The Environmental Protection Authority says the Tukituki Catchment Board of Inquiry will continue its work on the Ruataniwha Dam.
Opposition parties say the decision-making process on the proposed Hawke's Bay water storage scheme needs to start from scratch because critical submissions appear to have been suppressed.
Radio New Zealand News revealed last week that the Department of Conservation discarded a highly critical draft submission on the Ruataniwha Dam in favour of a few lines.
It later emerged that the Ministry for Primary Industries had also watered down its criticism.
The Green Party is now suggesting that GNS Science lost a contract with Hawke's Bay Regional Council after it expressed serious concerns about the council's information on the dam.
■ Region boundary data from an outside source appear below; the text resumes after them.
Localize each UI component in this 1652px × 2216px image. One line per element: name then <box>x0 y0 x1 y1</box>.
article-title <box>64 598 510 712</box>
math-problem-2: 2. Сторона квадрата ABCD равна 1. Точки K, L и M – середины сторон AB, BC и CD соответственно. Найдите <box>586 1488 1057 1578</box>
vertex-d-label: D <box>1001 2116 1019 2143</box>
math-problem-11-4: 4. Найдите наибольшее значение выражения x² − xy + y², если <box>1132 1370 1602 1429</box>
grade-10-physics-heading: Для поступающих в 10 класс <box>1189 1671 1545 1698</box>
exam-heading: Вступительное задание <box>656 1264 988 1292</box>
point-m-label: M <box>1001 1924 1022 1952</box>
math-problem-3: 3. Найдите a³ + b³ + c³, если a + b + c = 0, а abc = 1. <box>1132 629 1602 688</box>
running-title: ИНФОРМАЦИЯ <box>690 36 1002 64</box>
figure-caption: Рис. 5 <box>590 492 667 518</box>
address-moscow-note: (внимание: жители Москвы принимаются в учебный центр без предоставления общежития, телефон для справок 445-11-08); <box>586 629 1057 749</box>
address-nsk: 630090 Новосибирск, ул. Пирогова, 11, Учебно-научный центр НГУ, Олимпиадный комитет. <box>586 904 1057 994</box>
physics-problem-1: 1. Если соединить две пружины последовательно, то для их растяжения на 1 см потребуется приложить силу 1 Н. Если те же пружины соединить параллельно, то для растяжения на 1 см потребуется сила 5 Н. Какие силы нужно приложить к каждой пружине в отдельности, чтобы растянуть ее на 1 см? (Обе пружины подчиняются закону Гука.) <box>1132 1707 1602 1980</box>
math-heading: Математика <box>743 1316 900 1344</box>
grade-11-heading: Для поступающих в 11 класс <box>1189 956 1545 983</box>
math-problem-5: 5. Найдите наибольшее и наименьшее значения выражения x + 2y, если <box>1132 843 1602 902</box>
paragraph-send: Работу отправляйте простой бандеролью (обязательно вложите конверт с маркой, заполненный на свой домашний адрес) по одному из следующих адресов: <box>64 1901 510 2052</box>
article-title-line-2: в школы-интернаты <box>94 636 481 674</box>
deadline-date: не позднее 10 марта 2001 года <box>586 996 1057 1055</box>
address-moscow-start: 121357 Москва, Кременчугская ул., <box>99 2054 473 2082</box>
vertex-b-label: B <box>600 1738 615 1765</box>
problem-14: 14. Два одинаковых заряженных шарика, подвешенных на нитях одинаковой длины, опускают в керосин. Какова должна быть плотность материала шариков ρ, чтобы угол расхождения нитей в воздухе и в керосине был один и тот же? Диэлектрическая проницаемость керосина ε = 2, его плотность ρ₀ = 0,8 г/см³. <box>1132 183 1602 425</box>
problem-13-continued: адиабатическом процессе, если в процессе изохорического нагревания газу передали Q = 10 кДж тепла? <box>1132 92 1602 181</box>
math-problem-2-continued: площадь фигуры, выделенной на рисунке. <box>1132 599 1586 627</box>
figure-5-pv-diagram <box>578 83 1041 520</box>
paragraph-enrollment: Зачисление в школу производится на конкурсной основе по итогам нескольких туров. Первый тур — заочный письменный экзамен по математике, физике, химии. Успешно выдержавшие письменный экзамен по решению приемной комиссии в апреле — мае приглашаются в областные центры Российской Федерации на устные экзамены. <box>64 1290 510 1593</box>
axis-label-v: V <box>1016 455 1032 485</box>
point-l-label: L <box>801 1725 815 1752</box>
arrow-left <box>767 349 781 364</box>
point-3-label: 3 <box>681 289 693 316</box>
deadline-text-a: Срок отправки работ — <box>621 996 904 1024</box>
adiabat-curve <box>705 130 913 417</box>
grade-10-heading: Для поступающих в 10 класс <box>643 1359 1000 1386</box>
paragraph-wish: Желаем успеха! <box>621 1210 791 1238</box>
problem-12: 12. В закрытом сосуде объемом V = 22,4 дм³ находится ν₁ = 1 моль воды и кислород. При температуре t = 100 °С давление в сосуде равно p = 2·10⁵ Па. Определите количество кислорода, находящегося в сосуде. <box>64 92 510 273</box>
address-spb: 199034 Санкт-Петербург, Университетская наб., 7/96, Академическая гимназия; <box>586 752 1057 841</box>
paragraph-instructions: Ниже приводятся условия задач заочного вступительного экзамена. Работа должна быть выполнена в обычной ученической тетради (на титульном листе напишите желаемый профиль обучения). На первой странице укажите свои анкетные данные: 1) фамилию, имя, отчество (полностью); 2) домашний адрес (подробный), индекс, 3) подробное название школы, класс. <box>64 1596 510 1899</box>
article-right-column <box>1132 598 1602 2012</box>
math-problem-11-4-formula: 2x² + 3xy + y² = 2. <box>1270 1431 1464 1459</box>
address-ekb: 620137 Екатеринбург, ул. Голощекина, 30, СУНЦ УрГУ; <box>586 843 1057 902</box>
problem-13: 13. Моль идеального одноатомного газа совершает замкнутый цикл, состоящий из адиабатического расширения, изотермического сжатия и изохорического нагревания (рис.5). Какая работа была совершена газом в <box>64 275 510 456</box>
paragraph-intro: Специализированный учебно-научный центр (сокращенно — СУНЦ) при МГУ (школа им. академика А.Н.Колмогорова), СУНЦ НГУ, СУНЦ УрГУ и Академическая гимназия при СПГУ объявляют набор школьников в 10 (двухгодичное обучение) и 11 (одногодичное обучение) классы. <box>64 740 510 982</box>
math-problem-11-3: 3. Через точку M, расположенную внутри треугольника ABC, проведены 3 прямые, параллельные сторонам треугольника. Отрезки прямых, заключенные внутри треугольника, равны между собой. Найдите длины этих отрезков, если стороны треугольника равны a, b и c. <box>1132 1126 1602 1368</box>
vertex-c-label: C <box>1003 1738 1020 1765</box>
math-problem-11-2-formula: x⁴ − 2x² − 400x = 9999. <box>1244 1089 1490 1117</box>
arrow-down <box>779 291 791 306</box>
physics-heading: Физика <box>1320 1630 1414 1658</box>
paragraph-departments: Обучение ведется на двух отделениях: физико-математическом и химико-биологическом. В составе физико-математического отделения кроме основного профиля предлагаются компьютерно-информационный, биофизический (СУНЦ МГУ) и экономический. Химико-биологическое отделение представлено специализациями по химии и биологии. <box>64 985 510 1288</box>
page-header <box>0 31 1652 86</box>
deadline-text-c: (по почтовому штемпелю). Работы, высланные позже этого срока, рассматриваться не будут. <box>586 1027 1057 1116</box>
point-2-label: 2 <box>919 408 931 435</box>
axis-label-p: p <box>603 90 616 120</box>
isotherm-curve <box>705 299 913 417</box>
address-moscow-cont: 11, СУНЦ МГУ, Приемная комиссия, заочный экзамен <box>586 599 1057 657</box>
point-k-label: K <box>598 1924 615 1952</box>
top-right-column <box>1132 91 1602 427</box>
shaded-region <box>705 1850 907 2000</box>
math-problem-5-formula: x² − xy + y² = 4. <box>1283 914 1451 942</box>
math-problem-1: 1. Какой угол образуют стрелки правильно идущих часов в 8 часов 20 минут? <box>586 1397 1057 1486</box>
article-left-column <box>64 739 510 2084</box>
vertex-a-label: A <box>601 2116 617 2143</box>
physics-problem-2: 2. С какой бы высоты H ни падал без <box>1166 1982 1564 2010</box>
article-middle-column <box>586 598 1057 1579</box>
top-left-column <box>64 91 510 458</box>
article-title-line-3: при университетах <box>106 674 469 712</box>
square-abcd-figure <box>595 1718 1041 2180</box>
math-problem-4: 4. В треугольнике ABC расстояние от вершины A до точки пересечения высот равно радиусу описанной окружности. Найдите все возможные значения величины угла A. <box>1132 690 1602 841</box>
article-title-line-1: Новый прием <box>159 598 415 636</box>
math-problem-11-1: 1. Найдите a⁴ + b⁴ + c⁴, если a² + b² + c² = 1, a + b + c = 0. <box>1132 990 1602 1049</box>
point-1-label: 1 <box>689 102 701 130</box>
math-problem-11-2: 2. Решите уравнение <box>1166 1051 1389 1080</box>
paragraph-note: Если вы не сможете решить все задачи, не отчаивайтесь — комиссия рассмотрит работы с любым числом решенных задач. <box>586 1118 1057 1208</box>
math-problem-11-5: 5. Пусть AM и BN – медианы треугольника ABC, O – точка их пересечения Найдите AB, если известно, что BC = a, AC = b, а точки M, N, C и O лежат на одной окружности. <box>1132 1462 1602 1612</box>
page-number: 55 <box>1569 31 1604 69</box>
Greens co-leader Russel Norman says that means the concerns of the Department of Conservation, the Ministry for Primary Industries and GNS Science have all been suppressed.
Dr Norman told Morning Report the scientific information should be on the table so an informed decision can be made.
He says it is hard to see how that can happen, and the process should be started from scratch.
Labour Party conservation spokesperson Ruth Dyson also believes the Government should halt the process and start over.
"It just can't proceed on the basis of so much shonkiness going on, I have never heard of a project that's been so side-tracked and rail-roaded," she says.
Ms Dyson says decisions must be made on the best information available.
Forest and Bird says it is not confident the Government-appointed Board of Inquiry can make an informed decision on whether the dam should proceed.
Inquiry goes on
In a statement, the Environmental Protection Authority says the independent board considering the Ruataniwha Dam is dedicated to fulfilling its duty according to Resource Management Act.
It says the board will thoroughly consider and evaluate all information provided to it through the course of the inquiry and any decision could be appealed to the High Court, although only on points of law.
Conservation Minister Nick Smith says there is no justification for starting the board of inquiry process from scratch.
He says he supports the scientific evidence submitted by the Hawke's Bay Regional Council.
Dr Smith says there has been no political interference in the inquiry and the board of inquiry should be allowed to get on with its job of scrutinising the dam proposal.